Open libing125 opened 3 years ago
The results of the latest arXiv paper and NIPS official paper are 55.72, 55.76 and 57.47. Can you reproduce this result?
sorry, I can't reproduce that, I got 50.46 joint acc.
sorry, I can't reproduce that, I got 50.46 joint acc.
I saw the similar results in https://github.com/salesforce/simpletod/issues/5#issuecomment-734714628
After ignoring both none
and dontcare
, the results are close to those in the paper, but it is unfair!
I agree. Thank you !
Hello, I am also trying to reproduce the result, I notice there are many checkpoints saved, which checkpoint do you use? How do you figure out which one is the best?

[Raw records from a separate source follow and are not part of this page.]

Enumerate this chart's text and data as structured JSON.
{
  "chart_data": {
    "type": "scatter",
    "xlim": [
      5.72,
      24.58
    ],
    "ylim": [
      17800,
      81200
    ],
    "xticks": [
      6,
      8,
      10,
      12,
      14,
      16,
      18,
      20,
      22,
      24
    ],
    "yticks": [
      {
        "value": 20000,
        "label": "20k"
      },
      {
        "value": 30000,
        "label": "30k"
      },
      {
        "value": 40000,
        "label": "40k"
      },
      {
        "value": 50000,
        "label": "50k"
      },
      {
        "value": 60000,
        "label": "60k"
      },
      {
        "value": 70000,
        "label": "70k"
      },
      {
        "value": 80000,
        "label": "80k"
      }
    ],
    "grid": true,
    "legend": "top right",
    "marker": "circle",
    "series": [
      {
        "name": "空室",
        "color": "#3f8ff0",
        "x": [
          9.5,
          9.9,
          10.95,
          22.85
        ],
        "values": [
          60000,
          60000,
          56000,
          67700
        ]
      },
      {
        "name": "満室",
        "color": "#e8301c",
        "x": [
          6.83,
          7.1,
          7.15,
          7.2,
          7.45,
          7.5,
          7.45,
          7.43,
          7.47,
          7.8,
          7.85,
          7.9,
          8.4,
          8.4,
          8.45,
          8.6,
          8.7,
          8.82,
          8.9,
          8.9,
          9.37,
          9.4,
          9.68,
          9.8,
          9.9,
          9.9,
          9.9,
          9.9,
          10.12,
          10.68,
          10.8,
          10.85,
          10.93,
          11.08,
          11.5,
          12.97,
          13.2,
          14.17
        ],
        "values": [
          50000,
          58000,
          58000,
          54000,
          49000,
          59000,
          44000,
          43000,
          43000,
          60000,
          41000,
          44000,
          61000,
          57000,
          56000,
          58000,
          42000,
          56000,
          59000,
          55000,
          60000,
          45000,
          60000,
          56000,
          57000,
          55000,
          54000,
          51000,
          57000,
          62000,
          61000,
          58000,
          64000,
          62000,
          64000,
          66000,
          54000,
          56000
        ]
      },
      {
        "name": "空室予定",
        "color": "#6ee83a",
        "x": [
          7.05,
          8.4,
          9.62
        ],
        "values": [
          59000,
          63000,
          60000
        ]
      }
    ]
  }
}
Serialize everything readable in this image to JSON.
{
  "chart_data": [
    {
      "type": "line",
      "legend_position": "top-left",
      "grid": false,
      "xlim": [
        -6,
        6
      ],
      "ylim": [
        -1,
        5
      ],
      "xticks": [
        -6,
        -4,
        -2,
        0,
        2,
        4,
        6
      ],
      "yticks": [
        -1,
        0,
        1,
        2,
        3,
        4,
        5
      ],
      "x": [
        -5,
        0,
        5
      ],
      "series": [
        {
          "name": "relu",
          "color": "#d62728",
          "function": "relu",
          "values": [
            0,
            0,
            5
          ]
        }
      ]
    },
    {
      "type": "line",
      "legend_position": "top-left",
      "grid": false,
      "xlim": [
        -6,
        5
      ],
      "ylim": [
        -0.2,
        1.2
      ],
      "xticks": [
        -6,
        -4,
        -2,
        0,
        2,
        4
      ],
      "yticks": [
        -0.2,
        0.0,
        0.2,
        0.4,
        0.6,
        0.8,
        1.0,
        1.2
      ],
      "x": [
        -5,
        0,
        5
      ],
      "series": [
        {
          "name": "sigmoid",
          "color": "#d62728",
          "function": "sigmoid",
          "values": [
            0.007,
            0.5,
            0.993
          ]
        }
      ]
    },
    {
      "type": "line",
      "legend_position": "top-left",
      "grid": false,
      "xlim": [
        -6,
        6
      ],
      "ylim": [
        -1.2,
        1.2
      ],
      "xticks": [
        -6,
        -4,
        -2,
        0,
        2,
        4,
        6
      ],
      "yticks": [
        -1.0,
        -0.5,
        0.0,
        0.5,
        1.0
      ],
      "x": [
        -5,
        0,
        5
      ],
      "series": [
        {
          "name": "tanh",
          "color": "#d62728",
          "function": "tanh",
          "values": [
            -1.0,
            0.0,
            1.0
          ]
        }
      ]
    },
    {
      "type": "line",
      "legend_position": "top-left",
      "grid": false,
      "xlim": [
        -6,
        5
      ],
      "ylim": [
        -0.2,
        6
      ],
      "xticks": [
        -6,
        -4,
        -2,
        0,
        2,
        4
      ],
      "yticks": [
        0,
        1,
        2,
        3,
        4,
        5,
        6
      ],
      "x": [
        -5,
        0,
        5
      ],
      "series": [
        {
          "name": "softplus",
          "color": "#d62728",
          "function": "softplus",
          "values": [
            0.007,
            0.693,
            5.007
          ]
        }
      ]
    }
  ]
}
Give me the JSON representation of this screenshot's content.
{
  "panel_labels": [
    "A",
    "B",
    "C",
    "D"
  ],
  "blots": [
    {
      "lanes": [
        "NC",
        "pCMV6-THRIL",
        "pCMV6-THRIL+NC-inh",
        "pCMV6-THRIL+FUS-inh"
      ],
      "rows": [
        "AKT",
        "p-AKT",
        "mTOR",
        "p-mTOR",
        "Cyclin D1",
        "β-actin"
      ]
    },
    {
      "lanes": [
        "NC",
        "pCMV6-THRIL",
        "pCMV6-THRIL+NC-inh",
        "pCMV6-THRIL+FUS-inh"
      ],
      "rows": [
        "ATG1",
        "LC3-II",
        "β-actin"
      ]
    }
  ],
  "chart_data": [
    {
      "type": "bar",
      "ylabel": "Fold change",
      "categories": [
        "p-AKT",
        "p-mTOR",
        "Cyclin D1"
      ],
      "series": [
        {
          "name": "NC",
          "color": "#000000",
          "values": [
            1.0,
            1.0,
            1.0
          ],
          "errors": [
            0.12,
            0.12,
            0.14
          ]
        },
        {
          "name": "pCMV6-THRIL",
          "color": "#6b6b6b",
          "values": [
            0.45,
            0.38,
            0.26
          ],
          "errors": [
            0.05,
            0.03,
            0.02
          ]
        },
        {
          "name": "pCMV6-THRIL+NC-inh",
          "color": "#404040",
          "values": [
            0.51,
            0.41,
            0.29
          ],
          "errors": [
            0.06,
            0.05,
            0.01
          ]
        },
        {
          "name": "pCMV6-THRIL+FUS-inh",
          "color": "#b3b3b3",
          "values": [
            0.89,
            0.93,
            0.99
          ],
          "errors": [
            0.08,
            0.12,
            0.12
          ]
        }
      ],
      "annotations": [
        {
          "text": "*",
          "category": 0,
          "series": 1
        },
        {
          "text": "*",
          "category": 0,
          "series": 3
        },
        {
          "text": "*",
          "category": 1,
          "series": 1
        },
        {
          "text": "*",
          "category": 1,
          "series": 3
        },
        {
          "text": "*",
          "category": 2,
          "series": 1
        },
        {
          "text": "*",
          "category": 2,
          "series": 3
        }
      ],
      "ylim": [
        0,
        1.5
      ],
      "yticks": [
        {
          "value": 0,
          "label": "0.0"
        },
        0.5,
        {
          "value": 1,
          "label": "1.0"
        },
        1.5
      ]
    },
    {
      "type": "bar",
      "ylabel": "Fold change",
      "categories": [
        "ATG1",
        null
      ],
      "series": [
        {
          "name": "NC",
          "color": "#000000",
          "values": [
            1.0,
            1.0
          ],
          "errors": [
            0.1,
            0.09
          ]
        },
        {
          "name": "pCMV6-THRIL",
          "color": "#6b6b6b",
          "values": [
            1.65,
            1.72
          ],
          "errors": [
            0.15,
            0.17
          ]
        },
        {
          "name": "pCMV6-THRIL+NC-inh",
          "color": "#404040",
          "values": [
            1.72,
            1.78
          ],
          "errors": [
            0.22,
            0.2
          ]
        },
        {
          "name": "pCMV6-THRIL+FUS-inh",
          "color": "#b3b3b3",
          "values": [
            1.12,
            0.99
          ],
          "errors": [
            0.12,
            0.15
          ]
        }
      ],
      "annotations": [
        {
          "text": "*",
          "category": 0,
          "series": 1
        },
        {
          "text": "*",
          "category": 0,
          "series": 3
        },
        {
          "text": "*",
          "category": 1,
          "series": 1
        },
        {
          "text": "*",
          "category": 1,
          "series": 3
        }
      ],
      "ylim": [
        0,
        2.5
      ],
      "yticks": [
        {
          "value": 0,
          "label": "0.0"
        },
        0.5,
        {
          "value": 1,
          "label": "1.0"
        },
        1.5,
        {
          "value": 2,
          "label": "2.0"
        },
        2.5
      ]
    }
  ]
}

Based on this commit https://github.com/salesforce/simpletod/commit/917f66afe7f37e75de246949423fc4470a2427c4
They were originally removing both none and dontcare during evaluation (which is probably the paper version) and this schema is unfair compared to the TRADE setting which counts dontcare.
The current version is fixed as the author mentioned.
Can someone tell me how to reproduce the dst results?(joint acc around 50 is also fine).
I see no belief states generated when I run generate_dialogue.py
as in README.
dialogue_aggregated_pred_belief
is empty.
the article reports joint accuracy to be 56.45 on multiwoz, but I can't reproduce the result with default cleaning method. I noticed
type_2_noisy_annotations.json
innoisy_annotations
directory, did you replace original dst annotations with annotations in this file when evaluating?